双膦酸盐(BP),特别是阿仑膦酸盐和利塞膦酸盐,是治疗骨质疏松症最常用的药物,它们被整合到骨骼中,抑制骨吸收,然后在骨转换过程中缓慢释放。然而,关于接受这些药物治疗骨质疏松症的患者中 BP 的释放数据很少。这些信息对于评估这些患者中 BP 循环治疗的可能性以及控制其在骨组织中的长期存在至关重要。本研究评估了接受这些药物治疗骨质疏松症的患者的阿仑膦酸盐和利塞膦酸盐的尿排泄情况,并分析了其与骨转换、先前药物暴露时间和治疗停药时间的关系。我们纳入了 43 名女性(年龄 65±9.4 岁),她们在平均 51±3 和 53±3 个月之前分别接受了阿仑膦酸盐(36 名)或利塞膦酸盐(7 名)治疗,并且没有接受过其他抗骨质疏松治疗,停药时间中位数分别为 13.5 和 14 个月。

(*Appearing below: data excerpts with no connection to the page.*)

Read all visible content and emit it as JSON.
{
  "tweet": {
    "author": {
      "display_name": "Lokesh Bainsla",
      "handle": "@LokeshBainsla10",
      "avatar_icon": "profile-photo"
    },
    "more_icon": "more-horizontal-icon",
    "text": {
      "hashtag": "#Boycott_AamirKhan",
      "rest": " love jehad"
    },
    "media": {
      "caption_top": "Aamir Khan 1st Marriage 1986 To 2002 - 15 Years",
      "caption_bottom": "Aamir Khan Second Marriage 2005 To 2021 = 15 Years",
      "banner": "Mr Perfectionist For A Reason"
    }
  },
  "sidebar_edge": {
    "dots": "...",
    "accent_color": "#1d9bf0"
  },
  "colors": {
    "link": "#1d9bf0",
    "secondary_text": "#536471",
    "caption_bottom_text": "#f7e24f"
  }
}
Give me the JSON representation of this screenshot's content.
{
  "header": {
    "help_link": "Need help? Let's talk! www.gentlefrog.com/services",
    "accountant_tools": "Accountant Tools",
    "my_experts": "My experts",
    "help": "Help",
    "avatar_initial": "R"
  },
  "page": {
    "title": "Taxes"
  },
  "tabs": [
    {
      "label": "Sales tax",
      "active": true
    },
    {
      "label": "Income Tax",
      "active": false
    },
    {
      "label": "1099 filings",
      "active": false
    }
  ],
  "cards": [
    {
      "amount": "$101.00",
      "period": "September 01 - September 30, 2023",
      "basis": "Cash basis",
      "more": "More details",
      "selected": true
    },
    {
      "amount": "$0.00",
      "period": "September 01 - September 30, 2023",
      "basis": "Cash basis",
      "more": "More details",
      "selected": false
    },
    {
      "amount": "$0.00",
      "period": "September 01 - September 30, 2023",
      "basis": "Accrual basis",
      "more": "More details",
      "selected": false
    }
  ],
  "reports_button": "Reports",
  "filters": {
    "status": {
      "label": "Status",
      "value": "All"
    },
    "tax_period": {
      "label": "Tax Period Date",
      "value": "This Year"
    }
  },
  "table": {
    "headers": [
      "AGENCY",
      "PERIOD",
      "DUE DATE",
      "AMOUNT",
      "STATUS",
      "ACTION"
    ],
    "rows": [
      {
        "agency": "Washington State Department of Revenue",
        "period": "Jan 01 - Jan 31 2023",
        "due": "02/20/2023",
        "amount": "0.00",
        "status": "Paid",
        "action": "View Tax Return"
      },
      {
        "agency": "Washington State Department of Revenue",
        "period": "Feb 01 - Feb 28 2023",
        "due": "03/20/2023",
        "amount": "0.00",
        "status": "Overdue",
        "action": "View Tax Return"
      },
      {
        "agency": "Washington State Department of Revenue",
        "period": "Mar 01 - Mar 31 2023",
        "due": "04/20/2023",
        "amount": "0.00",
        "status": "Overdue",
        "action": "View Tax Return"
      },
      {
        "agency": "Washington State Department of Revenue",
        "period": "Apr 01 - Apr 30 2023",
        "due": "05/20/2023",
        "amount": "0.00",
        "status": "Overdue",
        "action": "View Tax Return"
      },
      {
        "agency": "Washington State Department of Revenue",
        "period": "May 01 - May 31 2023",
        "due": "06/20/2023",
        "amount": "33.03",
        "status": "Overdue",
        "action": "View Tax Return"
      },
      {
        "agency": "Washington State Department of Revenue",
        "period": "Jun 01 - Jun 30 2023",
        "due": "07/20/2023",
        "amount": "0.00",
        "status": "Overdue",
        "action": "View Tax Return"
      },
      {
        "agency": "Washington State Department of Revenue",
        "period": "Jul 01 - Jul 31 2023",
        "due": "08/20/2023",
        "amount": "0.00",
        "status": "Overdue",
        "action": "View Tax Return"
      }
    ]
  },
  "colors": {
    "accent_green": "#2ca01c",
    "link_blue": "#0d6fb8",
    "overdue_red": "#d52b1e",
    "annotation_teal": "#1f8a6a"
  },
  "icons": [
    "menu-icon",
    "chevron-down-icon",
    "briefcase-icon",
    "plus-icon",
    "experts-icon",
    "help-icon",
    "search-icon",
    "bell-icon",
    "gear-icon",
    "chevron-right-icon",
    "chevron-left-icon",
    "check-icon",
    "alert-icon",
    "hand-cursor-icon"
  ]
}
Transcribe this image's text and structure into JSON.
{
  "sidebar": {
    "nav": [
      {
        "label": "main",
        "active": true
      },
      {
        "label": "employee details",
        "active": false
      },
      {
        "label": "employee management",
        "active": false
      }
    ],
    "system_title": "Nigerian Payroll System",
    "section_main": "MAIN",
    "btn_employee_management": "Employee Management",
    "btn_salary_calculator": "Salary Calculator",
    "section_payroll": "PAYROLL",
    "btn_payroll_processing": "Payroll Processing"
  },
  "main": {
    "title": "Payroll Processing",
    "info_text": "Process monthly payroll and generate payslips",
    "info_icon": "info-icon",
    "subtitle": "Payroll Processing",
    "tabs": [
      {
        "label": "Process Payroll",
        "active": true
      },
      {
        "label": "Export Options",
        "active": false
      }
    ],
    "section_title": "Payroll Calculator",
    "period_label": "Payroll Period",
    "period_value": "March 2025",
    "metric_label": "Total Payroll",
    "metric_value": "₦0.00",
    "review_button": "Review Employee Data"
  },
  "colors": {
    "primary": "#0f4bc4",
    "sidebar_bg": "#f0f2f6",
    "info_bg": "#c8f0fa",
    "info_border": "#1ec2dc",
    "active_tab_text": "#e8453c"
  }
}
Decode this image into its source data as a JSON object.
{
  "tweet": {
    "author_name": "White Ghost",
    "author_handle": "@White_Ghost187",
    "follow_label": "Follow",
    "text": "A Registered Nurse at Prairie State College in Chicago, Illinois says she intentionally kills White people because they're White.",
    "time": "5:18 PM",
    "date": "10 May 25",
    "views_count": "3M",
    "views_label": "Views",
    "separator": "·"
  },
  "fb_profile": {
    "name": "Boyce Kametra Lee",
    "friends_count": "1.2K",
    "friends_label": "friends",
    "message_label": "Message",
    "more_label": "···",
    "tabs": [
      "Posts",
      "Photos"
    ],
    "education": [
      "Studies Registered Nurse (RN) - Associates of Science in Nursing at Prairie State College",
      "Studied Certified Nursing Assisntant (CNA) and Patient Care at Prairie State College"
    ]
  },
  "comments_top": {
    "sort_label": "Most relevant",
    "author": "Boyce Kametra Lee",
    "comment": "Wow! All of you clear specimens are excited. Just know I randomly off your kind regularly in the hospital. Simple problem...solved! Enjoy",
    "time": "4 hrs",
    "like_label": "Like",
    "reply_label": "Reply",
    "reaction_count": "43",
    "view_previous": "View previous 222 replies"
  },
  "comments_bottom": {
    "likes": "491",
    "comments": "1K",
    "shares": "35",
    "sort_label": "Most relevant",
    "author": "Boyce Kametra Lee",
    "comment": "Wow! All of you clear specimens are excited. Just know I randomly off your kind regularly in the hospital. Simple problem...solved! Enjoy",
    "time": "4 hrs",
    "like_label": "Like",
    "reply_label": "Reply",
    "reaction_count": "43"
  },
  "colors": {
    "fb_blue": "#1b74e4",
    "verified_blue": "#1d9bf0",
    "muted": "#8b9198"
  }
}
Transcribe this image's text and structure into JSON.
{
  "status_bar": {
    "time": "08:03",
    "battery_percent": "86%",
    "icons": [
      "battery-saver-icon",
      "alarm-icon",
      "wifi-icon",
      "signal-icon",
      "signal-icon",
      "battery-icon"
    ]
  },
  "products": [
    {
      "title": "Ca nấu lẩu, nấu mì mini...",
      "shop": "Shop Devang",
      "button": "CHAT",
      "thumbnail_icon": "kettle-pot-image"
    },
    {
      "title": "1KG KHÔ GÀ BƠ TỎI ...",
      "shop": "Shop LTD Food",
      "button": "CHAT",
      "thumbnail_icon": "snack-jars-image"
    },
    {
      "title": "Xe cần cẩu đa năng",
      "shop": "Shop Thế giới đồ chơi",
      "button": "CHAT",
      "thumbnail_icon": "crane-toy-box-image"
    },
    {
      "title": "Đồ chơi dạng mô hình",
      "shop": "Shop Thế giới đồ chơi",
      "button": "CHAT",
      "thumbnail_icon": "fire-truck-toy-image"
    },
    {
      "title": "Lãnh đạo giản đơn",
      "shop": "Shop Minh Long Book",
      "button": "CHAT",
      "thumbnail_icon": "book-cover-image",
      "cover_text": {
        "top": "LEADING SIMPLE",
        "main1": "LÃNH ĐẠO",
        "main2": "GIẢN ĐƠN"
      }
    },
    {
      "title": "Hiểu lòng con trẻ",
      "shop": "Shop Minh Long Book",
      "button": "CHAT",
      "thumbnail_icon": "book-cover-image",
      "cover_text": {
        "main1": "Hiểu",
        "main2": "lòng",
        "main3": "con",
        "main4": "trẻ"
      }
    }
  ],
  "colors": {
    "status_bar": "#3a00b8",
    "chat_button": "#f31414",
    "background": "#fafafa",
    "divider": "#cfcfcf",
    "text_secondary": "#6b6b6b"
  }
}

通过 HPLC 检测 24 小时尿液中的两种 BP。此外,还分析了骨形成(PINP)和骨吸收(NTx)标志物。在治疗期间还在一组女性对照中检测了两种 BP。在先前接受这种药物治疗的 41%的女性中检测到阿仑膦酸盐,而在先前接受利塞膦酸盐治疗的患者中没有检测到可检测的尿液值。所有对照患者均显示出两种 BP 的可检测值。在可检测到阿仑膦酸盐水平的患者中,停药时间短于不可检测值的患者(12 [6-19]与 31 [7-72]个月,p<0.001)。在停药 19 个月后,没有患者检测到阿仑膦酸盐。阿仑膦酸盐水平与停药时间呈负相关(r=-0.403,p=0.01),后者与 NTx 呈直接相关(r=0.394,p=0.02)。与年龄、药物暴露时间、肾功能或体重无关。总之,与停药后未检测到的利塞膦酸盐不同,阿仑膦酸盐在停药后 19 个月内仍频繁在先前接受该药物治疗的女性中检测到。阿仑膦酸盐水平与骨吸收和治疗停药时间之间的关系进一步表明,尽管停止治疗,但该药物仍在骨骼中产生残留效应。